The bridge built, with only hours to spare before the deadline, Nicholson proudly inspects the result. In a reflective moment, he drops his guard momentarily with Saito, and expresses a morsel of self-doubt.
This scene may echo director Lean’s own thoughts. Nearing fifty, he had worked in the British film industry for nearly 30 years and had directed 11 films. His meticulous control of his pictures may have also been mirrored in Nicholson’s orderly supervision of the building of the bridge. Lean’s career took a turn with The Bridge over the River Kwai. With his next films, Lawrence of Arabia, and Doctor Zhivago, he consolidated a reputation as an international director of sweeping epics with broad appeal.
Never lionized by the critical establishment, Lean is usually not included in the pantheon of auteurs. His craftsmanship and professionalism have always earned him the favor and respect of filmmakers. Lean’s control of composition, pacing and performance, coupled with sensitivity to setting and atmosphere, make his later films case studies in the kind of crowd-pleasing epic that Hollywood required in the 1960s and beyond in light of competition from other media and shrinking audiences.
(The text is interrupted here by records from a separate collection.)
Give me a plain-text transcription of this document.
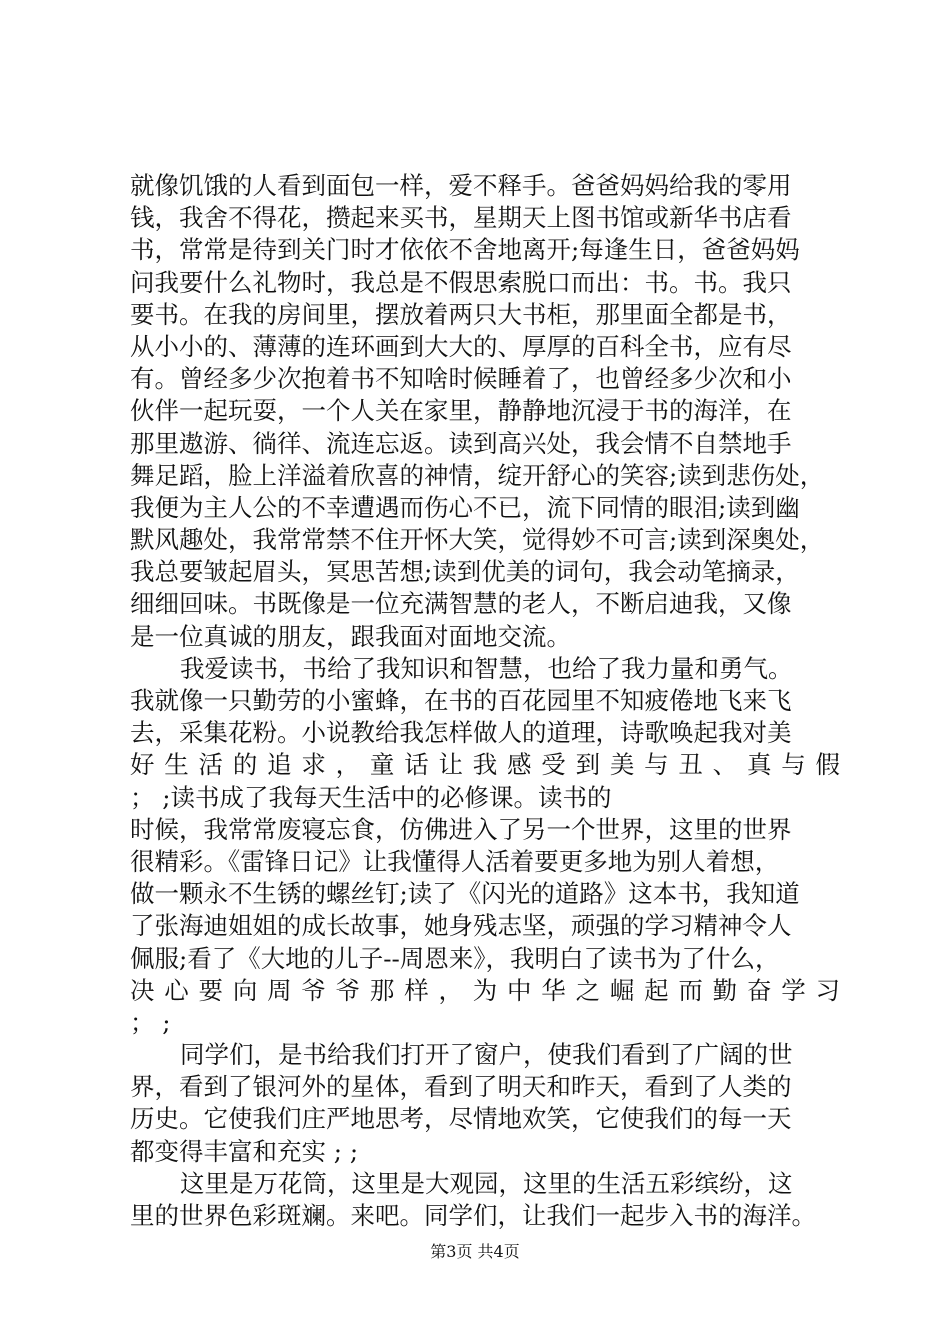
就像饥饿的人看到面包一样，爱不释手。爸爸妈妈给我的零用
钱，我舍不得花，攒起来买书，星期天上图书馆或新华书店看
书，常常是待到关门时才依依不舍地离开;每逢生日，爸爸妈妈
问我要什么礼物时，我总是不假思索脱口而出：书。书。我只
要书。在我的房间里，摆放着两只大书柜，那里面全都是书，
从小小的、薄薄的连环画到大大的、厚厚的百科全书，应有尽
有。曾经多少次抱着书不知啥时候睡着了，也曾经多少次和小
伙伴一起玩耍，一个人关在家里，静静地沉浸于书的海洋，在
那里遨游、徜徉、流连忘返。读到高兴处，我会情不自禁地手
舞足蹈，脸上洋溢着欣喜的神情，绽开舒心的笑容;读到悲伤处，
我便为主人公的不幸遭遇而伤心不已，流下同情的眼泪;读到幽
默风趣处，我常常禁不住开怀大笑，觉得妙不可言;读到深奥处，
我总要皱起眉头，冥思苦想;读到优美的词句，我会动笔摘录，
细细回味。书既像是一位充满智慧的老人，不断启迪我，又像
是一位真诚的朋友，跟我面对面地交流。
我爱读书，书给了我知识和智慧，也给了我力量和勇气。
我就像一只勤劳的小蜜蜂，在书的百花园里不知疲倦地飞来飞
去，采集花粉。小说教给我怎样做人的道理，诗歌唤起我对美
好生活的追求，童话让我感受到美与丑、真与假
； ;读书成了我每天生活中的必修课。读书的
时候，我常常废寝忘食，仿佛进入了另一个世界，这里的世界
很精彩。《雷锋日记》让我懂得人活着要更多地为别人着想，
做一颗永不生锈的螺丝钉;读了《闪光的道路》这本书，我知道
了张海迪姐姐的成长故事，她身残志坚，顽强的学习精神令人
佩服;看了《大地的儿子--周恩来》，我明白了读书为了什么，
决心要向周爷爷那样，为中华之崛起而勤奋学习
； ;
同学们，是书给我们打开了窗户，使我们看到了广阔的世
界，看到了银河外的星体，看到了明天和昨天，看到了人类的
历史。它使我们庄严地思考，尽情地欢笑，它使我们的每一天
都变得丰富和充实 ; ;
这里是万花筒，这里是大观园，这里的生活五彩缤纷，这
里的世界色彩斑斓。来吧。同学们，让我们一起步入书的海洋。
第3页 共4页
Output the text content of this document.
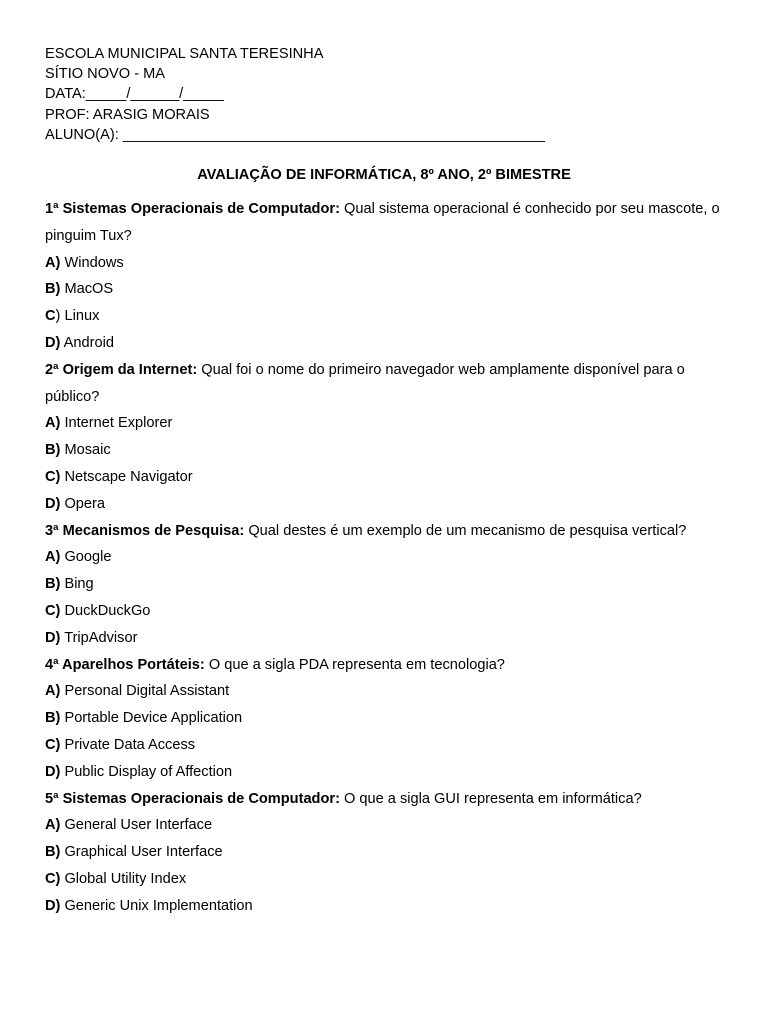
ESCOLA MUNICIPAL SANTA TERESINHA
SÍTIO NOVO - MA
DATA:_____/______/_____
PROF: ARASIG MORAIS
ALUNO(A): ____________________________________________________
AVALIAÇÃO DE INFORMÁTICA, 8º ANO, 2º BIMESTRE
1ª Sistemas Operacionais de Computador: Qual sistema operacional é conhecido por seu mascote, o pinguim Tux?
A) Windows
B) MacOS
C) Linux
D) Android
2ª Origem da Internet: Qual foi o nome do primeiro navegador web amplamente disponível para o público?
A) Internet Explorer
B) Mosaic
C) Netscape Navigator
D) Opera
3ª Mecanismos de Pesquisa: Qual destes é um exemplo de um mecanismo de pesquisa vertical?
A) Google
B) Bing
C) DuckDuckGo
D) TripAdvisor
4ª Aparelhos Portáteis: O que a sigla PDA representa em tecnologia?
A) Personal Digital Assistant
B) Portable Device Application
C) Private Data Access
D) Public Display of Affection
5ª Sistemas Operacionais de Computador: O que a sigla GUI representa em informática?
A) General User Interface
B) Graphical User Interface
C) Global Utility Index
D) Generic Unix Implementation
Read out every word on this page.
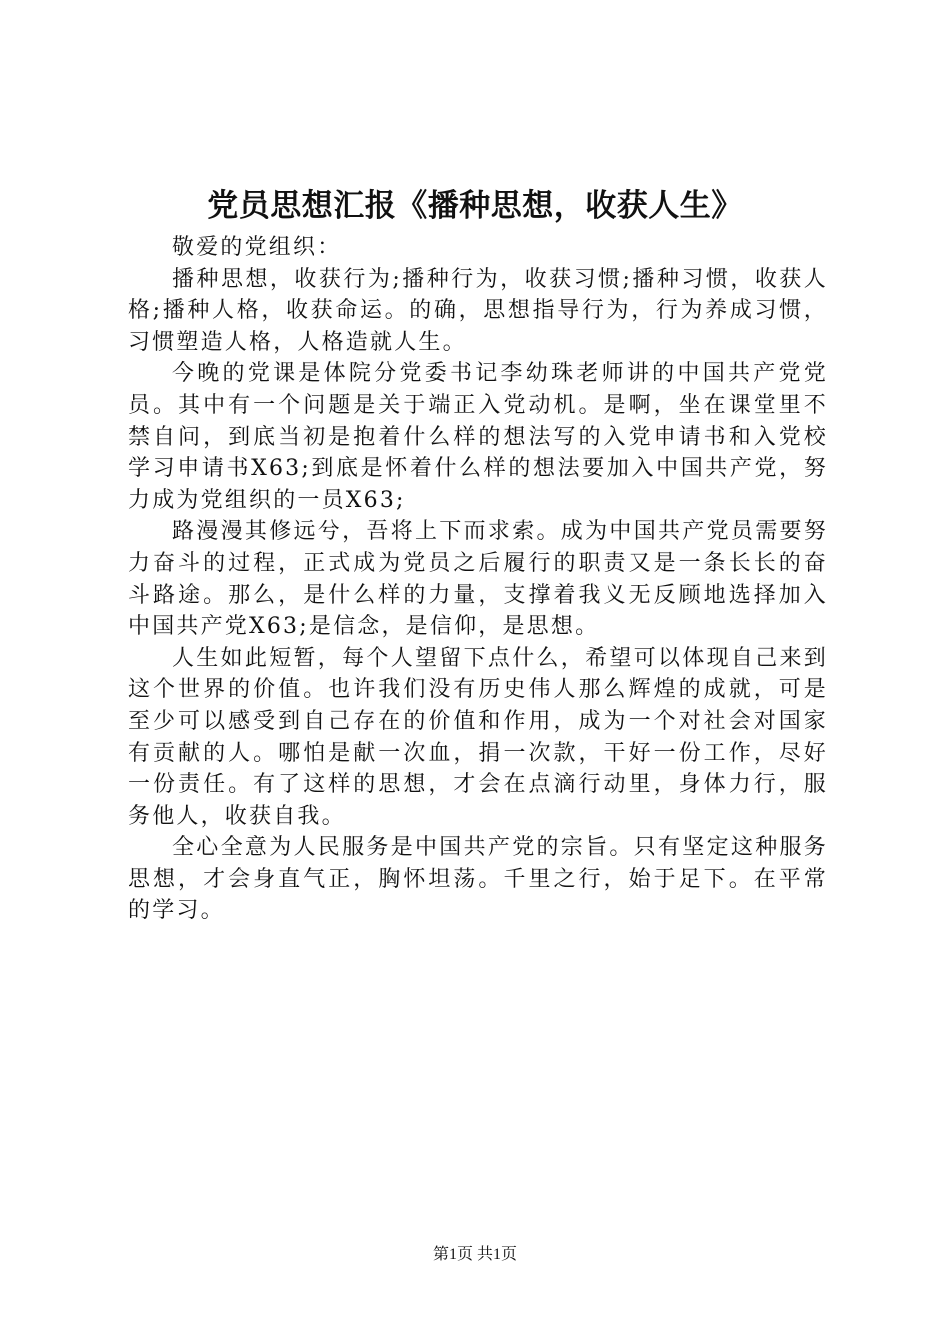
党员思想汇报《播种思想，收获人生》

敬爱的党组织：

播种思想，收获行为;播种行为，收获习惯;播种习惯，收获人格;播种人格，收获命运。的确，思想指导行为，行为养成习惯，习惯塑造人格，人格造就人生。

今晚的党课是体院分党委书记李幼珠老师讲的中国共产党党员。其中有一个问题是关于端正入党动机。是啊，坐在课堂里不禁自问，到底当初是抱着什么样的想法写的入党申请书和入党校学习申请书X63;到底是怀着什么样的想法要加入中国共产党，努力成为党组织的一员X63;

路漫漫其修远兮，吾将上下而求索。成为中国共产党员需要努力奋斗的过程，正式成为党员之后履行的职责又是一条长长的奋斗路途。那么，是什么样的力量，支撑着我义无反顾地选择加入中国共产党X63;是信念，是信仰，是思想。

人生如此短暂，每个人望留下点什么，希望可以体现自己来到这个世界的价值。也许我们没有历史伟人那么辉煌的成就，可是至少可以感受到自己存在的价值和作用，成为一个对社会对国家有贡献的人。哪怕是献一次血，捐一次款，干好一份工作，尽好一份责任。有了这样的思想，才会在点滴行动里，身体力行，服务他人，收获自我。

全心全意为人民服务是中国共产党的宗旨。只有坚定这种服务思想，才会身直气正，胸怀坦荡。千里之行，始于足下。在平常的学习。

第1页 共1页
For a war film, The Bridge on The River Kwai contains very little violent action. The film’s core focuses on the test of wills between Saito and Nicholson as it builds to its paradoxical climax. Its last moments stand among the most memorable in the popular cinema because of the way action at a grand scale conveys philosophical premise. For an instant, creation and destruction resolve together. The question this raises — what is the purpose of human endeavor? — receives an answer in the film, from Major Clipton.
CLIPTON: Madness, madness!
But, that answer only leaves us with more to ponder as the vultures circle over the River Kwai.
"The Bridge on the River Kwai" screens Thursday at the Music Box Theatre in Chicago.